ROBERT SIMPSON, Judge
11
Moreover, even if the opinion of Employer’s Medical Expert were equivocal, Claimant’s
assertion of a separate disability would fail. Claimant had the burden of proving a separate
disability. Crews v. Workers’ Comp. Appeal Bd. (Ripkin), 767 A.2d 626 (Pa. Cmwlth. 2001). To
the extent he relied on medical evidence to do so, that evidence had to be unequivocal. Taulton v.
Workers’ Comp. Appeal Bd. (USX Corp.), 713 A.2d 142 (Pa. Cmwlth. 1998). Therefore, pointing
to an equivocation in the opinion of Employer’s Medical Expert would not help Claimant to sustain
his own burden. Cf.
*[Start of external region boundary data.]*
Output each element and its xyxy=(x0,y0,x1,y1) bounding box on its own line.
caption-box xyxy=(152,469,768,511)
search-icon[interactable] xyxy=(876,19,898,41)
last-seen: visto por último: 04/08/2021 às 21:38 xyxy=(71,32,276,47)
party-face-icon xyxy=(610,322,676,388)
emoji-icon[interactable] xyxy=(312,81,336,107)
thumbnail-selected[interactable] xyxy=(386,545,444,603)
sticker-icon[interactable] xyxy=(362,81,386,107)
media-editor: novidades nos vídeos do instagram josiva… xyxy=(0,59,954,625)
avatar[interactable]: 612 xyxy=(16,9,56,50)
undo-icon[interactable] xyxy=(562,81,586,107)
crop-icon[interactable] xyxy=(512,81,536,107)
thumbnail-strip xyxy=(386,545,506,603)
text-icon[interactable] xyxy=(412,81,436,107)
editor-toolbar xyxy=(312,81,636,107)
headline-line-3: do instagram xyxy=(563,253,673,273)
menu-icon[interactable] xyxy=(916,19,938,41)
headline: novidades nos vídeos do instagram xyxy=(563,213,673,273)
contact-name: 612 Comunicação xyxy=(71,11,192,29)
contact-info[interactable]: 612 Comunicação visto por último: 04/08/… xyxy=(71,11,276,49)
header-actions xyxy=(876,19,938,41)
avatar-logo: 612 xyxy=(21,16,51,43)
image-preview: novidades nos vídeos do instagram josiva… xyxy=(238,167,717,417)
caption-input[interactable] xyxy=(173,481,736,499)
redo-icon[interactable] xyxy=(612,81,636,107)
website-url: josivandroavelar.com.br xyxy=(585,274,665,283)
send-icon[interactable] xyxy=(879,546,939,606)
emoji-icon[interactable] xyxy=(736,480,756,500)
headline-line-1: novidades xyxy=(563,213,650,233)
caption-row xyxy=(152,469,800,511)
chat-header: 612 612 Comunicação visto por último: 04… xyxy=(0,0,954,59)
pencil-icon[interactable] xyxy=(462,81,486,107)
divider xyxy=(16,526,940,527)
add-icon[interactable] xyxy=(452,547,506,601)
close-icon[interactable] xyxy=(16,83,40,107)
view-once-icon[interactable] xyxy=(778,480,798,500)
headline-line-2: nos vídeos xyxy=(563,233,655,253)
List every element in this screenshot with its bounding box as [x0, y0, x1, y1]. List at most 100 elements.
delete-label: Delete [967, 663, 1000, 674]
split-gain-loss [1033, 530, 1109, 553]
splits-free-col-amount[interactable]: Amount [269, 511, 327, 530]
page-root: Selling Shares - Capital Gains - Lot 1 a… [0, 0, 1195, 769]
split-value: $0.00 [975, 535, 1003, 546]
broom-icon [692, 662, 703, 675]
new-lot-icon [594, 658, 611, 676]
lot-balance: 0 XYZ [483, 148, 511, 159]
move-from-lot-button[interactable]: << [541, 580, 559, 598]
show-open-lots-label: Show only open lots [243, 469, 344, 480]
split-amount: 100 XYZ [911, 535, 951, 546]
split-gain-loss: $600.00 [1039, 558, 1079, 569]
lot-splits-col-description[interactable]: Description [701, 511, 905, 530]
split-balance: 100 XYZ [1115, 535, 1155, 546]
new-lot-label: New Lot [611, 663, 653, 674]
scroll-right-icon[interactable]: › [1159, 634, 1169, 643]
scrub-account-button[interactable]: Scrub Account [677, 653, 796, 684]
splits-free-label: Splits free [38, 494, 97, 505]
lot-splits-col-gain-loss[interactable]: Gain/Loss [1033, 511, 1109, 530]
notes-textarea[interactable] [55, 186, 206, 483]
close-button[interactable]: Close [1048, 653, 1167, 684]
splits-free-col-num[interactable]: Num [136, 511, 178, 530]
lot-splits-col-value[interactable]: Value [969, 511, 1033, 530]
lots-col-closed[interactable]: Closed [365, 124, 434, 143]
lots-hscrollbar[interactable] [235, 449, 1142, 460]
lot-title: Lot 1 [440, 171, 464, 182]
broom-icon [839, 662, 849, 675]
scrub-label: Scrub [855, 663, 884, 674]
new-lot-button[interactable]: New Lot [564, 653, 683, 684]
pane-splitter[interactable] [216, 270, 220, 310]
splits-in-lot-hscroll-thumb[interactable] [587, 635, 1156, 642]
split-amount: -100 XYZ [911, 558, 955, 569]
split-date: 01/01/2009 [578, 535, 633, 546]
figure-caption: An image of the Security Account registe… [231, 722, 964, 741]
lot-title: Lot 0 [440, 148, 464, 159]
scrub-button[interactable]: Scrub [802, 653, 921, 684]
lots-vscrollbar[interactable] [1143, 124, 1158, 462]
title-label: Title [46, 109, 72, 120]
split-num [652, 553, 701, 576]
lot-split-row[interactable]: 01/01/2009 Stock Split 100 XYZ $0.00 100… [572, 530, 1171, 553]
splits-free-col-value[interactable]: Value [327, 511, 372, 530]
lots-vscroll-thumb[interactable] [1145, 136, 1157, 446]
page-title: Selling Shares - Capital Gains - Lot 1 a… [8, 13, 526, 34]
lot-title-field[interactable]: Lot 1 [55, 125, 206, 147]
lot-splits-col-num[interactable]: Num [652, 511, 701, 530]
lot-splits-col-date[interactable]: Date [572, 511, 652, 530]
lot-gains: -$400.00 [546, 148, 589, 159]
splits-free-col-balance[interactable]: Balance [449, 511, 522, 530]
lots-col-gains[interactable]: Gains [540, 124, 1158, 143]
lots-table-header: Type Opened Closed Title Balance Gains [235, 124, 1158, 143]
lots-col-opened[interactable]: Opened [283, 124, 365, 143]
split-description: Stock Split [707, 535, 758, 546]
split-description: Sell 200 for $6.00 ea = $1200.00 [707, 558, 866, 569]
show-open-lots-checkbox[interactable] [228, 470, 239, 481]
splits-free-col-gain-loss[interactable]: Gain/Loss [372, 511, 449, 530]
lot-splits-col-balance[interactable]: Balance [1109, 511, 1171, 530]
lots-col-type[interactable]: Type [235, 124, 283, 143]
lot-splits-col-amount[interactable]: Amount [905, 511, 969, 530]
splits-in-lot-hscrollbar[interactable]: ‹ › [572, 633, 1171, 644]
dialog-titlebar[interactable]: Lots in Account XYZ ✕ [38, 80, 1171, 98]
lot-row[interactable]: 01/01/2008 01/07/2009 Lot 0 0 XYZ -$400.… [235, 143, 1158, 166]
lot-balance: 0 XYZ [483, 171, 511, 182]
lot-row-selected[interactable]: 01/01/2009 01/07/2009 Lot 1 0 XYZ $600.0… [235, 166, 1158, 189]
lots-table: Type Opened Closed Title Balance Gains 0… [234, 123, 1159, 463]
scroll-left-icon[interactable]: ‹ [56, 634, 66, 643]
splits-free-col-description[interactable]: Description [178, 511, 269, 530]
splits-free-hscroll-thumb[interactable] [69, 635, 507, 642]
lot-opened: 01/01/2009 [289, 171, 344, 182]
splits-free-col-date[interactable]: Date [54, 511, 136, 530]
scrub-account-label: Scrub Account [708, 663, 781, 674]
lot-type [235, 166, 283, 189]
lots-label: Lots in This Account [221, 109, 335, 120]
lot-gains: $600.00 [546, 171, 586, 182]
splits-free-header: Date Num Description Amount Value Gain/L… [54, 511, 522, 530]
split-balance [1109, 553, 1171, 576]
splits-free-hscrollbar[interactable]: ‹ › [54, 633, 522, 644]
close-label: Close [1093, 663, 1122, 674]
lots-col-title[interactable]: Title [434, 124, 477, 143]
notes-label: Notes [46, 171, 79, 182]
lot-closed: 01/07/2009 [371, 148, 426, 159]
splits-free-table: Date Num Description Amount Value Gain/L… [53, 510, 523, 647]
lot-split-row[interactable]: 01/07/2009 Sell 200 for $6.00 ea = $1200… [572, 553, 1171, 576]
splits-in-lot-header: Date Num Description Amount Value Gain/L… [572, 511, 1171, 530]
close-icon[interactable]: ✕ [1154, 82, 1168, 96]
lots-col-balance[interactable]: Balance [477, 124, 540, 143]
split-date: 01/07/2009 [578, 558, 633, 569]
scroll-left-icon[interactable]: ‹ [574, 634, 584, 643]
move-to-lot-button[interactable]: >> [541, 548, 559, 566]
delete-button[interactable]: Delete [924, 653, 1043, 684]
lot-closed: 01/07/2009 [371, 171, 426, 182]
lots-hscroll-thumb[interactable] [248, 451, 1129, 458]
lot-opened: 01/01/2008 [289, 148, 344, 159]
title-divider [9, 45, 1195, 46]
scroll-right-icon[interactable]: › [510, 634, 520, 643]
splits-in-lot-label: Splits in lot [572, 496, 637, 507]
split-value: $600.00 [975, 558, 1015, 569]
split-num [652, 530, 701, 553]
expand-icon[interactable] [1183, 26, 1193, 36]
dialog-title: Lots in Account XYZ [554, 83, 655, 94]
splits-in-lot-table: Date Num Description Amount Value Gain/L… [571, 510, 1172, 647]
Taulton (claimant’s argument that employer failed to produce unequivocal
medical testimony in opposition to claim petition was unavailing, as it was claimant’s burden to
prove her claim, not employer’s burden to disprove it).
11
IN THE COMMONWEALTH COURT OF PENNSYLVANIA
Leopoldo Parra Hernandez, :
Petitioner :
:
v. : No. 1016 C.D. 2018
:
Workers’ Compensation Appeal :
Board (Kodak, LLC and Uninsured :
Employers Guaranty Fund), :
Respondents :
ORDER
AND NOW, this 1st day of March, 2019, the order of the Workers’
Compensation Appeal Board is AFFIRMED.